I now have 1400 devices that I am unable to access remotely via the remote web admin.
None of the devices are showing a GPS location.
None of the devices are showing connected clients.


#2

I have lost connection to over 100 They show online but no control for the devices at all.


#3

I now shows the devices online but when we try to manage one of them it shows them as disconnected but still online


#4

The “mars” systems started to behave abnormally from 19:25 GMT+0. The problem has been identified and resolved at 23:20 GMT+0. Some reporting and GPS data during the period may be lost. We are sorry for any inconvenience caused.

Here is a detailed explanation of the incident. Some background information first. The InControl system is divided into multiple subsystems.

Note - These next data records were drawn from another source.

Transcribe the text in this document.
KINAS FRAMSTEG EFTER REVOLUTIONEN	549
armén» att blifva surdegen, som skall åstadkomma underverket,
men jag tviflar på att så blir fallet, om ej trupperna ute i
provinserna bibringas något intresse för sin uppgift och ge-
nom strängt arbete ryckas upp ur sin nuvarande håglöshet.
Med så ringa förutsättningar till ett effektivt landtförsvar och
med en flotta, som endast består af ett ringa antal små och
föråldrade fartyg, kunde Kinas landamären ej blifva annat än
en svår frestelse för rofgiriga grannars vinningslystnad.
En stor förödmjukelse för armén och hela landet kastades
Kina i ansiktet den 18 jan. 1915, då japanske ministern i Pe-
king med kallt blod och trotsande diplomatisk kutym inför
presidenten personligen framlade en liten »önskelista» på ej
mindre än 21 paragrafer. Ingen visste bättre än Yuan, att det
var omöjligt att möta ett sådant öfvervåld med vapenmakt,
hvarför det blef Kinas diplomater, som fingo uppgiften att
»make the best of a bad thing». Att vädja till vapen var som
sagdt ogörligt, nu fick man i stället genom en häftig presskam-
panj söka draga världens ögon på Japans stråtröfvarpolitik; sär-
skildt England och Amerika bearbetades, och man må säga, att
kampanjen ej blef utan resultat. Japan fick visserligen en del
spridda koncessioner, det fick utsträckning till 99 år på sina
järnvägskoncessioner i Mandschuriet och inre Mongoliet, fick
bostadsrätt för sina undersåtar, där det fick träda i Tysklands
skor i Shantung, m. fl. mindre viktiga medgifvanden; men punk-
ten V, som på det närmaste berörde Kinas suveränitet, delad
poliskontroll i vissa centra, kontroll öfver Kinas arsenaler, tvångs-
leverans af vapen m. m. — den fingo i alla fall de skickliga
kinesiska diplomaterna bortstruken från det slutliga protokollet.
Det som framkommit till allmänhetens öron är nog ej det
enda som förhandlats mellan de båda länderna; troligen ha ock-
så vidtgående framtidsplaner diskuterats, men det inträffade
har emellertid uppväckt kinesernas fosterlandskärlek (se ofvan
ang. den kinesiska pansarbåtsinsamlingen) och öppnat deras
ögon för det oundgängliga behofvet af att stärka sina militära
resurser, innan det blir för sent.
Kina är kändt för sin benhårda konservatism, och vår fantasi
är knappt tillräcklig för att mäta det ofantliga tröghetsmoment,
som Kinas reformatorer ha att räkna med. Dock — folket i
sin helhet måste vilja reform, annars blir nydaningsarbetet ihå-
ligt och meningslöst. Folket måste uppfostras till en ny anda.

An organization can reside on only one of them. Most customers’ organizations are resided on the subsystems “earth” and “mars”. You can find the where your organization resided on by looking at the URL’s host name.

The “mars” was upgraded to 2.4.0 on Monday 02:00 GMT+0. One of the changes in the back-end was to use a Redis memory cache for device communication. Live and reporting data are also buffered into it.

From 16:47 GMT+0, one of server processes abnormally stopped reading and processing raw reporting data from the Redis cache. A memory queue for buffering reporting data started to pile up. The cache’s free memory started to drop continuously. At 19:25, the cache’s memory finally consumed up. As the cache is used for live communication with devices, the mars system started to operate abnormally. The problem was escalated to the development team at 21:15. Until 23:20, the development team identified the cause and fixed the problem.

The followings preventive measures will be applied within 24 hours to avoid the same problem from happening:

  1. A monitor on all Redis cache queues will be added. So we could quickly identify if any queue grows abnormally.
  2. A health check on live data communication will be added. So we could identify for any live communication failures or delay.